You're not following a neat foolproof recipe. When you make a roux, your attention is on what's happening in the pan. Stirring, adjusting the heat, adding more liquid as required. Don't keep looking at the recipe or throwing in the amount of liquid it stipulates. Keep your eyes on what's happening in the classroom. That's why having a lovely coloured triangle with percentages or a magic bullet simple pseudo science theory is limited. And what we really should be researching is the reality. How thinking and memory combine. How skills and knowledge inter-relate.

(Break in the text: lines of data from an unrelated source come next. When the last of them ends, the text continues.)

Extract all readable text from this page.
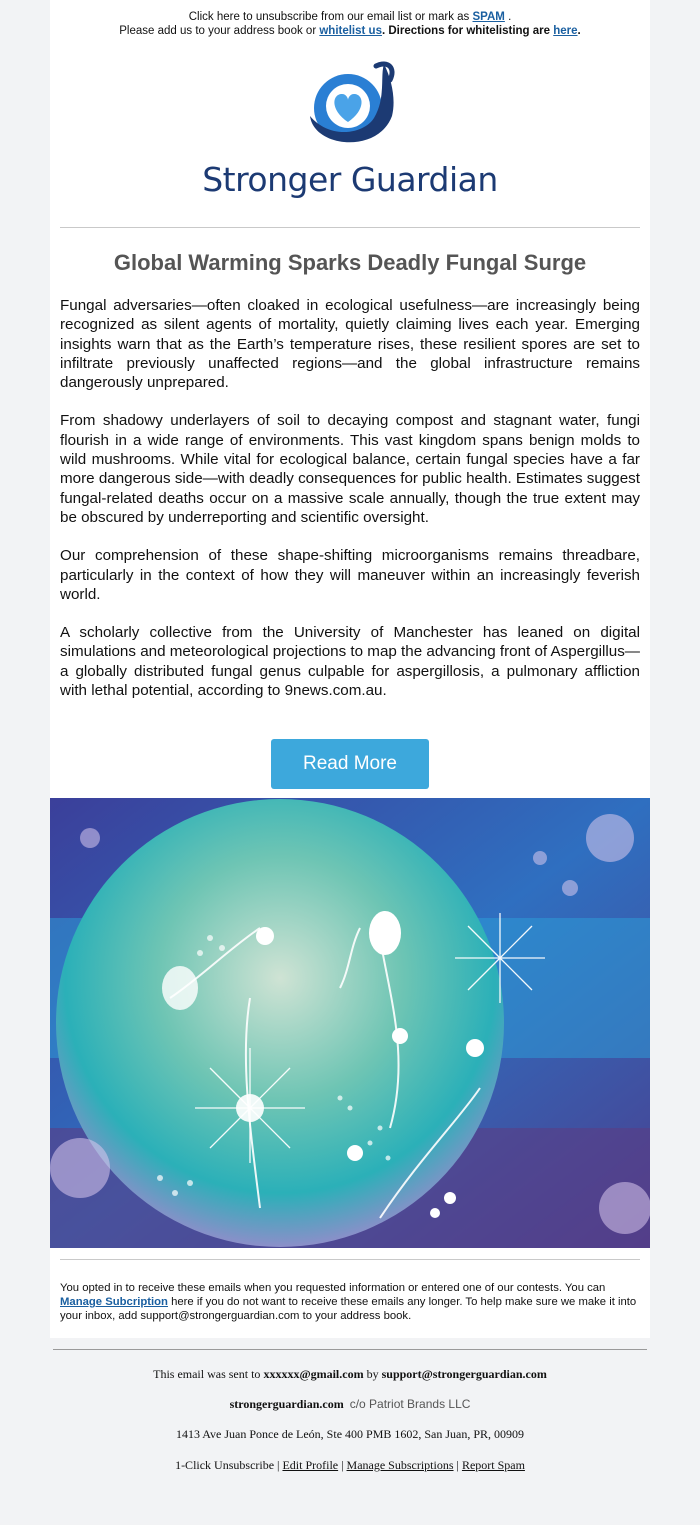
Click here to unsubscribe from our email list or mark as SPAM .
Please add us to your address book or whitelist us. Directions for whitelisting are here.
Stronger Guardian
Global Warming Sparks Deadly Fungal Surge

Fungal adversaries—often cloaked in ecological usefulness—are increasingly being recognized as silent agents of mortality, quietly claiming lives each year. Emerging insights warn that as the Earth’s temperature rises, these resilient spores are set to infiltrate previously unaffected regions—and the global infrastructure remains dangerously unprepared.

From shadowy underlayers of soil to decaying compost and stagnant water, fungi flourish in a wide range of environments. This vast kingdom spans benign molds to wild mushrooms. While vital for ecological balance, certain fungal species have a far more dangerous side—with deadly consequences for public health. Estimates suggest fungal-related deaths occur on a massive scale annually, though the true extent may be obscured by underreporting and scientific oversight.

Our comprehension of these shape-shifting microorganisms remains threadbare, particularly in the context of how they will maneuver within an increasingly feverish world.

A scholarly collective from the University of Manchester has leaned on digital simulations and meteorological projections to map the advancing front of Aspergillus—a globally distributed fungal genus culpable for aspergillosis, a pulmonary affliction with lethal potential, according to 9news.com.au.

Read More
You opted in to receive these emails when you requested information or entered one of our contests. You can Manage Subcription here if you do not want to receive these emails any longer. To help make sure we make it into your inbox, add support@strongerguardian.com to your address book.
This email was sent to xxxxxx@gmail.com by support@strongerguardian.com
strongerguardian.com c/o Patriot Brands LLC
1413 Ave Juan Ponce de León, Ste 400 PMB 1602, San Juan, PR, 00909
1-Click Unsubscribe | Edit Profile | Manage Subscriptions | Report Spam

I think I've made my point there. I had some ideas about what that means in my experience of language teaching to include. I will look at them in a later post. I'm running out of space here, but I'll sketch them out because the point of this post is to say it's the reality that matters:

  • It's always been my mantra that "It's not about learning more language. It's about getting good at using what you know." This is what ex pupils always identify as the key insight they got from my teaching.
  • Try to make pupils' partial stock of language a working repertoire they can deploy. Rather than bits of a plane that will only fly once they eventually have the whole kit.
  • Define grammar as the kit of language that can be deployed to generate meaning. Not an abstract set of intellectual rules.
  • Use metaphor for metacognition so that pupils understand they are accumulating a compact snowball of language. They mustn't let it melt, and more will stick to it.
  • Encouraging pupils to use their partial interlanguage to express themselves, understanding that the more they take risks, there will be mistakes. But that's how learning works.
  • Understanding that we have to work on thinking up what to say, making it more coherent, more developed, personal, spontaneous. This is as important as learning more language.
  • Teaching routines and strategies that pupils can deploy, so that their knowledge is built up into skillful performance and used creatively.
  • Constant monitoring of the balance of explicit and inductive conceptualisation and deployment of rules.
  • Seeing that it is in using the language that pupils create the links and articulations of their knowledge, explore its limits and possibilities.

If you are familiar with how I teach or with posts on this blog, you will see that this is what I have spent the last 30 years developing. Teaching that engages with where the pupils are. A sequencing of language that creates a living, working repertoire that can be deployed and which will grow.